Author: George Orwell
Genre: Fiction, utopian and dystopian, political fiction, social science fiction
Where I got the book: I purchased this book at Norli.
My rating: ★★★★☆
Summary: Winston Smith lives in London, Airstrip One, which is located in the superstate of Oceania. This is a broken city suffering from war conflicts and the aftermath of revolution. The ruling doctrine is Ingsoc (English Socialism) and the Thought Police spy on Party members through the numerous Telescreens installed in every building. All of this happens under the watchful eye of Big Brother, the leader of the revolution whose face is still used as an icon and displayed on posters everywhere. Winston is a middle-class member of the Outer Party and works at the Ministry of Truth, where his main task is to revise and alter historical facts. He is good at his job but feels a tremendous frustration over the Party’s rigid rules. This prompts him to start writing his thoughts and feelings in a diary, thus essentially committing thought crime. He also finds himself drawn to O’Brien, a member of the upper-class Inner Party who Winston is convinced is secretly a member of the Brotherhood, the mysterious underground group that works to overthrow the Party. In the midst of all this, Winston meets Julia, a young woman who works at the Fiction-department at the Ministry, and the two fall in love and begin an affair. They do everything they can to keep their relationship a secret, but Big Brother sees everything…
“Power is in tearing human minds to pieces and putting them together again in new shapes of your own choosing.”
– 1984, George Orwell
“1984” was published in 1949, where 1984 seemed to Orwell as a potential distant yet close enough future where such a vision that is portrayed in the book could take place. Similar to “Animal Farm”, “1984” is at its core a social commentary on how a revolution becomes corrupted by totalitarianism. What impressed me the most while reading this was how Orwell managed to imagine this future world so long before the political and technological advancements of today. He would have to present a world that despite being fictional and above all a cautionary tale, also had to seem familiar and plausible, and I think what Orwell ultimately has created is brilliant. Not only is this a book that should be one of the first books you think about when you hear the word “dystopian”, because it’s a first-class example of dystopian fiction, but it’s also a book you can read at any point in time since its original publishing date and still find relevant.

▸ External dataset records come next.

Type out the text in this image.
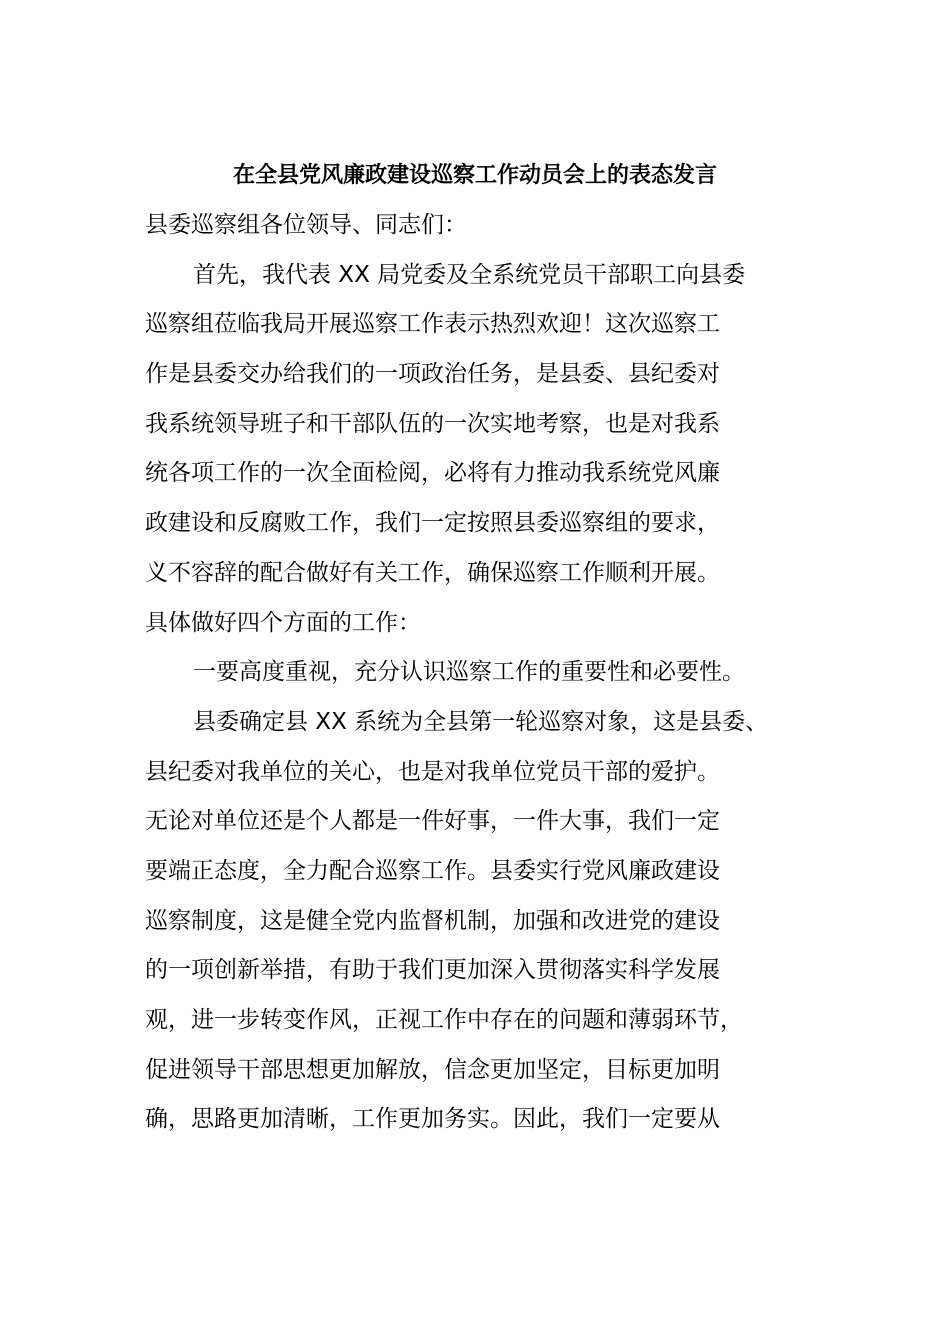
在全县党风廉政建设巡察工作动员会上的表态发言
县委巡察组各位领导、同志们：
首先，我代表 XX 局党委及全系统党员干部职工向县委
巡察组莅临我局开展巡察工作表示热烈欢迎！这次巡察工
作是县委交办给我们的一项政治任务，是县委、县纪委对
我系统领导班子和干部队伍的一次实地考察，也是对我系
统各项工作的一次全面检阅，必将有力推动我系统党风廉
政建设和反腐败工作，我们一定按照县委巡察组的要求，
义不容辞的配合做好有关工作，确保巡察工作顺利开展。
具体做好四个方面的工作：
一要高度重视，充分认识巡察工作的重要性和必要性。
县委确定县 XX 系统为全县第一轮巡察对象，这是县委、
县纪委对我单位的关心，也是对我单位党员干部的爱护。
无论对单位还是个人都是一件好事，一件大事，我们一定
要端正态度，全力配合巡察工作。县委实行党风廉政建设
巡察制度，这是健全党内监督机制，加强和改进党的建设
的一项创新举措，有助于我们更加深入贯彻落实科学发展
观，进一步转变作风，正视工作中存在的问题和薄弱环节，
促进领导干部思想更加解放，信念更加坚定，目标更加明
确，思路更加清晰，工作更加务实。因此，我们一定要从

While the romance between Winston and Julia seemed to appear a bit out of nowhere (I also did not like Julia as a character very much), I did enjoy how different the two of them were, not only in personality, age, and looks, but also in how they rebel against the Party. While they are in it together, Winston strikes me more as the intellectual kind, the one who deeply cares about doing something to end social injustice but who is more of a thinker and ruminator than an active protester, while Julia on the other hand strives to gain just what she wants while not giving much thought to it. She’s bolder and will badmouth the Party and use her body to her advantage, and is thus more physical in the way she rebels. Apart from this dystopian world as a whole I also liked the writing. It’s simple and a lot easier to read than I expected – it’s a bigger book with longer chapters than “Animal Farm” but I still got through it rather quickly. There is also a dreary mood, a sort of constantly grey and rainy atmosphere that shines through in the writing style that I really loved, and it’s something about it that just has you on edge waiting for the inevitable moment where our main characters’ fate takes a turn for the worse.
This was very close to a 5 star read for me, but 5 stars hang higher than the rest and aren’t easily obtained. The only reason I bumped it down (besides Julia’s character) was that it could get a bit repetitive before the climax of the novel is presented, which isn’t until the final part of the book. You sort of get the feeling of starting a whole new storyline in a new setting, making the build-up last too long. There is also a rather long chapter where Winston reads from “The Book”, an illegal book given to him by O’Brien and that is claimed to be written by Emmanuel Goldstein, the much hated but enigmatic leader of the Brotherhood. While this part was interesting it also read too much like a textbook for my tastes, and I’d much rather have read this in shorter excerpts with an appendix for the rest. But, these are overall really only minor negatives that boils down to personal taste.
The year 1984 has long since come and gone but this novel bears relevance, maybe even more so in our day and age than back in 1984. It is rather bleak and nightmarish, and of course all things are presented in the very extremes. It includes several things that will never come to pass today, but a civilian without liberties or rights, or a government with the ultimate power to control everything, isn’t something that is terribly hard to imagine. The horror is recognizable and that is maybe the scariest thing of all.